Brown U. to study climate change effect on old people — with federal grant of $3.8 million – Will study ‘effects of climate change’ on ‘aging populations’

The $3.8 million National Institute of Aging grant “will enable Brown researchers to study the negative health effects of climate change and develop practical solutions that promote healthy aging,” according to the announcement.

Brown to study climate change effect on old people

By Matt Lamb

National Institute of Aging grant ‘will enable Brown researchers to study the negative health effects of climate change and develop practical solutions that promote healthy aging,’ according to the school

U.S. taxpayers will shell out millions of dollars so Brown University can create a center dedicated to studying climate change’s effect on old people.

“The center’s goal is to build adaptive strategies that improve the resilience of aging populations, locally and nationally, to the effects of climate change,” Professor Allan Just stated in a news release from the Rhode Island Ivy League university.
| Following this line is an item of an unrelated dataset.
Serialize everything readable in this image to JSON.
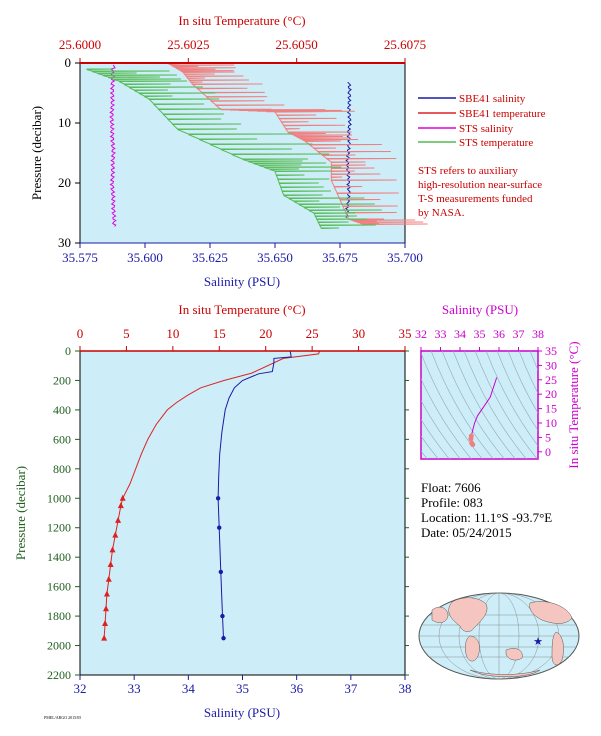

The $3.8 million National Institute of Aging grant “will enable Brown researchers to study the negative health effects of climate change and develop practical solutions that promote healthy aging,” according to the announcement.

“The new Climate, Health and Aging Innovation and Research Solutions for Communities center will draw on scholarship from a range of disciplines at Brown, from public health, to environmental and Earth science, to population studies,” the university announced.

It is the latest way health professionals want to link climate change to medicine. For example, some medical students and doctors want climate change to be part of med school curriculum, as The College Fix has previously reported.

Dr. Lisa DelBuono told The Fix “it is essential that professional schools educate their students about climate change and help them recognize impacts when they present in the office, clinic, or the ER.”

Brown’s Ivy League peer Harvard University is going further than training doctors to treat patients who may be harmed by warmer weather – it wants “planetary healers.”

“The idea is that we move from an understanding of planetary health to training planetary healers,” Professor Christopher Golden previously told The Crimson, discussing a new major.

“Structural racism and international economic policy have exacerbated the climate crisis, with communities of color, poor communities, and the Global South being disproportionately impacted,” the Chan School of Public Health website states. “You will be equipped to use research, leadership, advocacy, and policy to implement solutions that better serve these populations.”